Harold Bailes Jr., also known as Little Frankie, entered a pre-trial diversion program after pleading guilty to one count of possession with intent to deliver methamphetamine on Friday, August 28. Bailes was a key, but problematic, witness for the prosecution in the 2019 murder trial against Carl Rich, the results of which might be thrown out if a motion from Rich’s defense is approved in the Greenbrier County Circuit Court.

Bailes was indicted in 2018 after his arrest on September 21, 2017. In a plea agreement with the state, Bailes plea guilty to one charge of delivery of methamphetamine, but the charges would be dismissed upon his completion of a pre-trial diversion program. This program would include his participation in Greenbrier County Drug Court, lasting at least one year, and home incarceration.

Throughout the hearing Bailes confirmed his desire to take the plea deal, although after Greenbrier County Prosecuting Attorney Patrick Via summarized the state’s case, he did ask how the state intended to prove its case should the matter go to trial. According to Via, one piece of evidence offered was the testimony of the arresting officer.

After questioning by Circuit Court Judge Jennifer Dent, Defense Attorney John Anderson also noted he did not believe Bailes had a “meritorious defense” and taking the plea deal was in his best interest. Although Bailes said another lawyer he met with found he could argue for misdemeanor charges rather than felony, Bailes said he couldn’t financially afford the other lawyer and was happy with Anderson’s defense of him in the case.

“What do you think, Mr. Anderson?” asked Bailes when asked if he was ready to plead by Dent.

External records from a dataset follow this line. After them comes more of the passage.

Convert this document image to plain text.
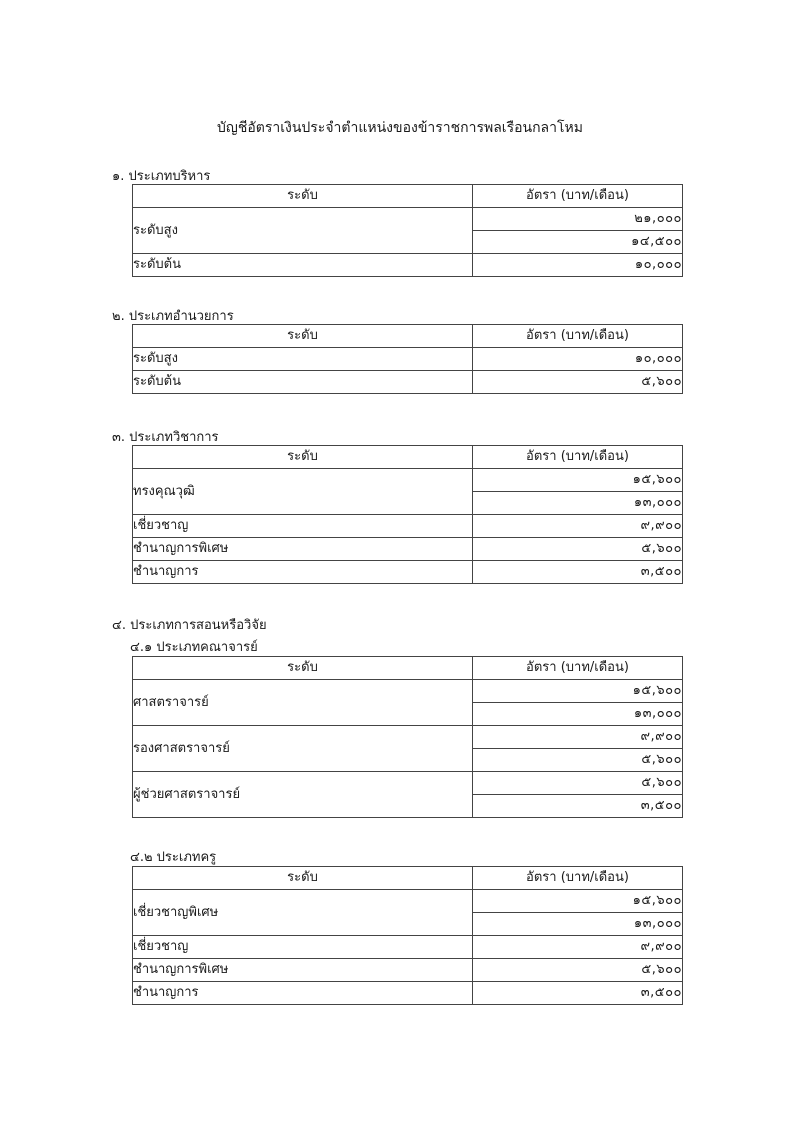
บัญชีอัตราเงินประจำตำแหน่งของข้าราชการพลเรือนกลาโหม
๑. ประเภทบริหาร
ระดับ	อัตรา (บาท/เดือน)
ระดับสูง	๒๑,๐๐๐
	๑๔,๕๐๐
ระดับต้น	๑๐,๐๐๐
๒. ประเภทอำนวยการ
ระดับ	อัตรา (บาท/เดือน)
ระดับสูง	๑๐,๐๐๐
ระดับต้น	๕,๖๐๐
๓. ประเภทวิชาการ
ระดับ	อัตรา (บาท/เดือน)
ทรงคุณวุฒิ	๑๕,๖๐๐
	๑๓,๐๐๐
เชี่ยวชาญ	๙,๙๐๐
ชำนาญการพิเศษ	๕,๖๐๐
ชำนาญการ	๓,๕๐๐
๔. ประเภทการสอนหรือวิจัย
๔.๑ ประเภทคณาจารย์
ระดับ	อัตรา (บาท/เดือน)
ศาสตราจารย์	๑๕,๖๐๐
	๑๓,๐๐๐
รองศาสตราจารย์	๙,๙๐๐
	๕,๖๐๐
ผู้ช่วยศาสตราจารย์	๕,๖๐๐
	๓,๕๐๐
๔.๒ ประเภทครู
ระดับ	อัตรา (บาท/เดือน)
เชี่ยวชาญพิเศษ	๑๕,๖๐๐
	๑๓,๐๐๐
เชี่ยวชาญ	๙,๙๐๐
ชำนาญการพิเศษ	๕,๖๐๐
ชำนาญการ	๓,๕๐๐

“You know, I think you’re good,” he responded. “It’s your day.”

“I’m ready,” Bailes responded, before pleading guilty.

Bailes was a major witness in the 2019 trial of Carl Wayne Rich, one of three people in the room when Rich shot Jay Booth with a compound bow, ultimately resulting in Booth’s death. Although called as a witness for the prosecution, he was later impeached during the trial by Via due to differences between his initial statement to police when interviewed, and subsequent inquires by the prosecution in preparation for the trial, and his actual testimony on the stand. When asked about these differences, Bailes admitted his memory was not good, agreeing with defense attorney Paul Detch when asked if the “fog of methamphetamine” obscured many of the day’s events. This is one of several reasons listed in a motion for a new trial after the grand jury found Rich guilty of voluntary manslaughter, a motion that has yet to be considered in the Greenbrier County Circuit Court.

Bailes was set to be released on Monday, August 31, in order to coordinate with the Greenbrier County Home Incarceration Program.